In August this year, the U.S. Commerce Department barred U.S. industry leaders Nvidia and Advanced Micro Devices from selling cutting-edge artificial intelligence chips to Chinese firms. Nvidia estimates that it may lose approximately $400 million in potential sales to China in the third quarter and is said to be lobbying the U.S. government to seek exemptions.

The U.S. will invest around $52.7 billion in semiconductor chip production under the $280 billion Chips and Science Act. The measure aims to ensure the U.S. can keep pace with China as the two countries battle for dominance in the high-tech sector.

China's reaction

Commenting on the U.S. move, Mao Ning, a spokesperson for China's Foreign Ministry, said on Saturday that the U.S. new export controls would hinder international tech exchanges and economic cooperation and undermine the stability of global industrial and supply chains and the recovery of the world economy.

The spokesperson added that the U.S. politicisation and weaponisation of technology, economic and trade issues will not stop China's development but will only hurt the U.S. itself.

Out of the need to maintain its sci-tech hegemony, the U.S. abuses export control measures to maliciously block and suppress Chinese companies, Ning further added.

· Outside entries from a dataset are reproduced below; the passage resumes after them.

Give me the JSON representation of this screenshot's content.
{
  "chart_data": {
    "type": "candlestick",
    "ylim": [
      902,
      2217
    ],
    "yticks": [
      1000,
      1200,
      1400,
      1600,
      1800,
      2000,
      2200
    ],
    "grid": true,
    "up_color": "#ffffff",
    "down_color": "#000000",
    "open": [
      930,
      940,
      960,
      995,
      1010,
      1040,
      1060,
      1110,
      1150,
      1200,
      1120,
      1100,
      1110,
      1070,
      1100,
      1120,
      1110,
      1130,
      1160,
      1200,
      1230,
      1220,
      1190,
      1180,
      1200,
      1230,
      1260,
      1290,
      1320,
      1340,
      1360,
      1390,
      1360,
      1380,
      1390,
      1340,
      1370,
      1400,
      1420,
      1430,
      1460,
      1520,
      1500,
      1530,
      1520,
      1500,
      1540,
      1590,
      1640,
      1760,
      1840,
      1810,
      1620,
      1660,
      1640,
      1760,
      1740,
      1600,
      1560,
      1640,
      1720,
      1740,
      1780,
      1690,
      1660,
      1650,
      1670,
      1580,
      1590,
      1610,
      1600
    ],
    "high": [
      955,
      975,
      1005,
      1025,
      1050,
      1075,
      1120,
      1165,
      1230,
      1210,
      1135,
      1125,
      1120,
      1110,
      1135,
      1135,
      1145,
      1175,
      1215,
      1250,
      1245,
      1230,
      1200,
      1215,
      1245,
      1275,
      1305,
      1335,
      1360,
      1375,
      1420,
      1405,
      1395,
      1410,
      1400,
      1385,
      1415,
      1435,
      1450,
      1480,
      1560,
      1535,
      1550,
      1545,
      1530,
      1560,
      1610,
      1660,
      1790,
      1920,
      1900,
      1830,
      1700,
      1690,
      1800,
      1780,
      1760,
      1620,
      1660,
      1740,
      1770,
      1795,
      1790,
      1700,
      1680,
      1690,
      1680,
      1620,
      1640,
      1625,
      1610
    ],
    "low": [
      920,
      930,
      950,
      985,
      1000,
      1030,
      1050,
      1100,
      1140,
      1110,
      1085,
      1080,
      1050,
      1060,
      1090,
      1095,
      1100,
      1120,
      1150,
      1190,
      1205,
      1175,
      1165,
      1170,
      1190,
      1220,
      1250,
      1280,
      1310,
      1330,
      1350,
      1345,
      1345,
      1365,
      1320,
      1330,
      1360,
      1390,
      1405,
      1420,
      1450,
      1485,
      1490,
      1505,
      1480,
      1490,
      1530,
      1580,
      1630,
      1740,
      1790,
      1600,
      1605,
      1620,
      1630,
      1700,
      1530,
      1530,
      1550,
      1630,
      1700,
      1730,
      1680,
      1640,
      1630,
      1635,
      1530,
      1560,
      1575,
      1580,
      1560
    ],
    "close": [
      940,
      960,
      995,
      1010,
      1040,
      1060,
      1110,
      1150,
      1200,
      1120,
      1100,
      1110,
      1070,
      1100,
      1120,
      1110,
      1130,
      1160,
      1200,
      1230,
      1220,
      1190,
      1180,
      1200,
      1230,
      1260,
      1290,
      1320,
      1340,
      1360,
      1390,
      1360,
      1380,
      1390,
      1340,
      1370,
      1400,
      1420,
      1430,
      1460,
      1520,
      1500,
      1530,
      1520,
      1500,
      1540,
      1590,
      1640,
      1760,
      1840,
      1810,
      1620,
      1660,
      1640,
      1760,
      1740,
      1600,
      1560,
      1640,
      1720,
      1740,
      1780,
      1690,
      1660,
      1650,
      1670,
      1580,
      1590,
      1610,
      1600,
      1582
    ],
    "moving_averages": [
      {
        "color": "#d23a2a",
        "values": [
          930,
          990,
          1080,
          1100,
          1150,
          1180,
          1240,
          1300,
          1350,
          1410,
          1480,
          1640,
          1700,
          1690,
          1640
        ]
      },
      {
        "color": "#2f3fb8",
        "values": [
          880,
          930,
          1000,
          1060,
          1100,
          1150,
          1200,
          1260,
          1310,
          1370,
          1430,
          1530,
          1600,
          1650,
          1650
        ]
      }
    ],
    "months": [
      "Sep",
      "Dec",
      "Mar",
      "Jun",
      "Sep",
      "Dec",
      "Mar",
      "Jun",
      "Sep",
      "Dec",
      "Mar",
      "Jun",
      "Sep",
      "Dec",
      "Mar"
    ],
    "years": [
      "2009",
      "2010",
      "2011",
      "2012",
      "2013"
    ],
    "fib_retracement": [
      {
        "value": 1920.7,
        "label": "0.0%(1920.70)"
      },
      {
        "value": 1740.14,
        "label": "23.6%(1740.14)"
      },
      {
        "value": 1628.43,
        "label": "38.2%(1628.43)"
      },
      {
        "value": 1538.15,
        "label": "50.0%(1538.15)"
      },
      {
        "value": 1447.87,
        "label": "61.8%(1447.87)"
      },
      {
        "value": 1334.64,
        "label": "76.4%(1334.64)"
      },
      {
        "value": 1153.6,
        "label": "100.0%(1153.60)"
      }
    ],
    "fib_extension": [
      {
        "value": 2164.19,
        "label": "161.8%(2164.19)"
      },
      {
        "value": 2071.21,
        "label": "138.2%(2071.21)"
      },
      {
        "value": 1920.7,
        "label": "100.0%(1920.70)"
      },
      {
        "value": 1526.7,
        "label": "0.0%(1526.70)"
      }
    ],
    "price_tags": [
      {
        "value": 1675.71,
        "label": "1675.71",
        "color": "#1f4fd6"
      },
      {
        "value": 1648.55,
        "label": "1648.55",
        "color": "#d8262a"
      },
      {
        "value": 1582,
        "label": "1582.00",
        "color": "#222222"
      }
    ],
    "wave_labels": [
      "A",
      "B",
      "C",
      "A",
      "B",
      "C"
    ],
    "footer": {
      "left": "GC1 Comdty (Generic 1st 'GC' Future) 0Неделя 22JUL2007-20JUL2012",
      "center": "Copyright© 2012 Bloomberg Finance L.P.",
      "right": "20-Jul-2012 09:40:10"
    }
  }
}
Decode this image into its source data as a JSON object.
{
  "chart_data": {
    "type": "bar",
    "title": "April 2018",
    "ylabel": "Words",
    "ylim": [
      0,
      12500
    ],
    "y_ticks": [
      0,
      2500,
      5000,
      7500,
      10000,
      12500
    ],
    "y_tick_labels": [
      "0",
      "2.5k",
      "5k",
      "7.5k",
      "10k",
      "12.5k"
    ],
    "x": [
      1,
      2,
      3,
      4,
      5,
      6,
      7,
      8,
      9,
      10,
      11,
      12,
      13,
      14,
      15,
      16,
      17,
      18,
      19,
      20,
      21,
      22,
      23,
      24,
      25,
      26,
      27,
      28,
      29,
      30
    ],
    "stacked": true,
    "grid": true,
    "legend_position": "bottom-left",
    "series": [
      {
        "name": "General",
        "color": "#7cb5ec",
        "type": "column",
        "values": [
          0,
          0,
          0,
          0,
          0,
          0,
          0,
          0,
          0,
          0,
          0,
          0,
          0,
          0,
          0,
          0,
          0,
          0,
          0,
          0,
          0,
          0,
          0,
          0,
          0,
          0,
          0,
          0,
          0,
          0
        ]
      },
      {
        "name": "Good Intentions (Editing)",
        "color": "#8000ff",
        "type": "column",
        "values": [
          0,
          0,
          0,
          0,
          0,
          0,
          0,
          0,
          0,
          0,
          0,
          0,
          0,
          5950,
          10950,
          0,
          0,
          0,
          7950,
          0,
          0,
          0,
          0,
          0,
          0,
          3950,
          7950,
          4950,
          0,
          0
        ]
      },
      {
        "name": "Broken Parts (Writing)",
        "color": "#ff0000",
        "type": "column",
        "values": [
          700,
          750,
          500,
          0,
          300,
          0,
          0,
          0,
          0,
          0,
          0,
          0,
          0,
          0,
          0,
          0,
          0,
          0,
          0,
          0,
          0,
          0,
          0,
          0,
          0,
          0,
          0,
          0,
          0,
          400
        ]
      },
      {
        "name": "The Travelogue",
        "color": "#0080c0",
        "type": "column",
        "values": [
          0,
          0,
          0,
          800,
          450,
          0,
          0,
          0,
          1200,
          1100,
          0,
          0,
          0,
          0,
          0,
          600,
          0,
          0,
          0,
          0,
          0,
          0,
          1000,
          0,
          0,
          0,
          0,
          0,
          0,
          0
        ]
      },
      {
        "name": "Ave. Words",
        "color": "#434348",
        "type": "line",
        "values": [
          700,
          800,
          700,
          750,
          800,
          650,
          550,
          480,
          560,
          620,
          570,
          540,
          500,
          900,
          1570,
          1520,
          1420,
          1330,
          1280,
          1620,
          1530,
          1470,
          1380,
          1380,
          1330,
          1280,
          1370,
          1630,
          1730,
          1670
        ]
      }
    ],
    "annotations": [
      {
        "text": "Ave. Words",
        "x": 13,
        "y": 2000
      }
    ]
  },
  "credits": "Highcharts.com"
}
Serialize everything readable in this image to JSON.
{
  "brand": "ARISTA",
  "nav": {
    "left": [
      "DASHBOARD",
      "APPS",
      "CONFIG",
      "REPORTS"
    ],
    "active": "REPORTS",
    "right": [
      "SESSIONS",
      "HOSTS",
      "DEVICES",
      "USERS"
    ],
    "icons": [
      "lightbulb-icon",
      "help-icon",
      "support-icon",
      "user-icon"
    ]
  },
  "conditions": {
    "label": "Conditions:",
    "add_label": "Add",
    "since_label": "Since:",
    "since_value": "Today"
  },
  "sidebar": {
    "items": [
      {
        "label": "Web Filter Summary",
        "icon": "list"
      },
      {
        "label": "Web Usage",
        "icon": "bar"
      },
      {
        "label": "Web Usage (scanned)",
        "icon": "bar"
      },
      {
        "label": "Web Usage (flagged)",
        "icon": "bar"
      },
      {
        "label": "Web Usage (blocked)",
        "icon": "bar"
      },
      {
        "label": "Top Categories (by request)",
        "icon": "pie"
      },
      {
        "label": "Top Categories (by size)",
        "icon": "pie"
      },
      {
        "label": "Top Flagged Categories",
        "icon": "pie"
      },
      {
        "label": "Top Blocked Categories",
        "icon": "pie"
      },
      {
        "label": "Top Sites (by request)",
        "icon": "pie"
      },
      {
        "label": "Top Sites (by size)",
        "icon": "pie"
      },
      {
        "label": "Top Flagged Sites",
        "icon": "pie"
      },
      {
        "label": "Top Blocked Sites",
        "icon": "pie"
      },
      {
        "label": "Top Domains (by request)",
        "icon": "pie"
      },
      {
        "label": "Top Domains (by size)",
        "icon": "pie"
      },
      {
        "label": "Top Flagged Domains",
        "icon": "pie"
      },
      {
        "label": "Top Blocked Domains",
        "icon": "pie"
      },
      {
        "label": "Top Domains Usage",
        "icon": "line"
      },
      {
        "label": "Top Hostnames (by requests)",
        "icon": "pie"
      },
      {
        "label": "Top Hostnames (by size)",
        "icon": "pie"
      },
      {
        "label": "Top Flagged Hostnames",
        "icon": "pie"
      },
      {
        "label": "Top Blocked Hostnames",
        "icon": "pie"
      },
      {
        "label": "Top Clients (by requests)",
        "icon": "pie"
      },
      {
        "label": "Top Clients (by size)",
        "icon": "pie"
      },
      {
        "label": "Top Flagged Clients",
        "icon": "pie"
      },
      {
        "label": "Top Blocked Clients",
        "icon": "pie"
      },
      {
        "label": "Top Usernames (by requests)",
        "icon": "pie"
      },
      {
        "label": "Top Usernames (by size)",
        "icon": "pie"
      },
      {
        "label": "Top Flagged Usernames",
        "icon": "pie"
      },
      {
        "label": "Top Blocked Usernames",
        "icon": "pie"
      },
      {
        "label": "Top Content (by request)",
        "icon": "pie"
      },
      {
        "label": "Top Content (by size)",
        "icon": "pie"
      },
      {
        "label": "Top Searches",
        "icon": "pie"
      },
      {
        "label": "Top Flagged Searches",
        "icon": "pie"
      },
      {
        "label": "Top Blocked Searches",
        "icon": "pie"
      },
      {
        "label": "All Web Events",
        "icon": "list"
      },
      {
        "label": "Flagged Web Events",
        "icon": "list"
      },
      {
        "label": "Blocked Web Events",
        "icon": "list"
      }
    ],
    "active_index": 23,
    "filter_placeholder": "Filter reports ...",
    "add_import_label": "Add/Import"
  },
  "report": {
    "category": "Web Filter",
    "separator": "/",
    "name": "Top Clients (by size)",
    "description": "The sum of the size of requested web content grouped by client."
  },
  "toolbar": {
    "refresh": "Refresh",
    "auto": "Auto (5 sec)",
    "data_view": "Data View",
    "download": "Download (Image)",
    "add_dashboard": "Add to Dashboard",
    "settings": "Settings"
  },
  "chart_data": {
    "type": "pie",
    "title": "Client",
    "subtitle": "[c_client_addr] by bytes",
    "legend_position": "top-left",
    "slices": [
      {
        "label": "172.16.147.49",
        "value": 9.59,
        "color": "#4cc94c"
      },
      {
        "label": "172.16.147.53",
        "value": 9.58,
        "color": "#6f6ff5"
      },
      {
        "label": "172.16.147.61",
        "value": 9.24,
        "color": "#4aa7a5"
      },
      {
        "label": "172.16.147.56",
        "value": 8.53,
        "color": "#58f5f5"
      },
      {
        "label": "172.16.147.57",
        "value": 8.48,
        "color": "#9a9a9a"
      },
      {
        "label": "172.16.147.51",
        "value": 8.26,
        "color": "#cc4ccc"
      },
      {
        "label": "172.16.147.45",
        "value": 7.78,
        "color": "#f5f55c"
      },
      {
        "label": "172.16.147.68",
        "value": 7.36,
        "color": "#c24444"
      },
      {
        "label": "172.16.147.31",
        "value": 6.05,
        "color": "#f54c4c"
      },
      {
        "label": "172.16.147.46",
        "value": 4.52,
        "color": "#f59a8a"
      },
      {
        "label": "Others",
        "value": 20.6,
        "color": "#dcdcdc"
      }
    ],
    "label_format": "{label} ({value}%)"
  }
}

In a bid to build self-reliance in semiconductor manufacturing, China is pouring billions. However, it's not yet capable of producing its own high-end chips to furnish advanced computing devices. A notable success story is China's largest chipmaker, Semiconductor Manufacturing International Corp (SMIC), which reported better-than-expected revenue of $1.903 billion in the second quarter of this year, up by 3.3 per cent from the previous quarter and up 41.6 per cent year-on-year.

"We understand the goal of ensuring national security and urge the U.S. government to implement the rules in a targeted way and in collaboration with international partners to help level the playing field and mitigate unintended harm to U.S. innovation", the Semiconductor Industry Association, which represents U.S. semiconductor industry, said in a statement.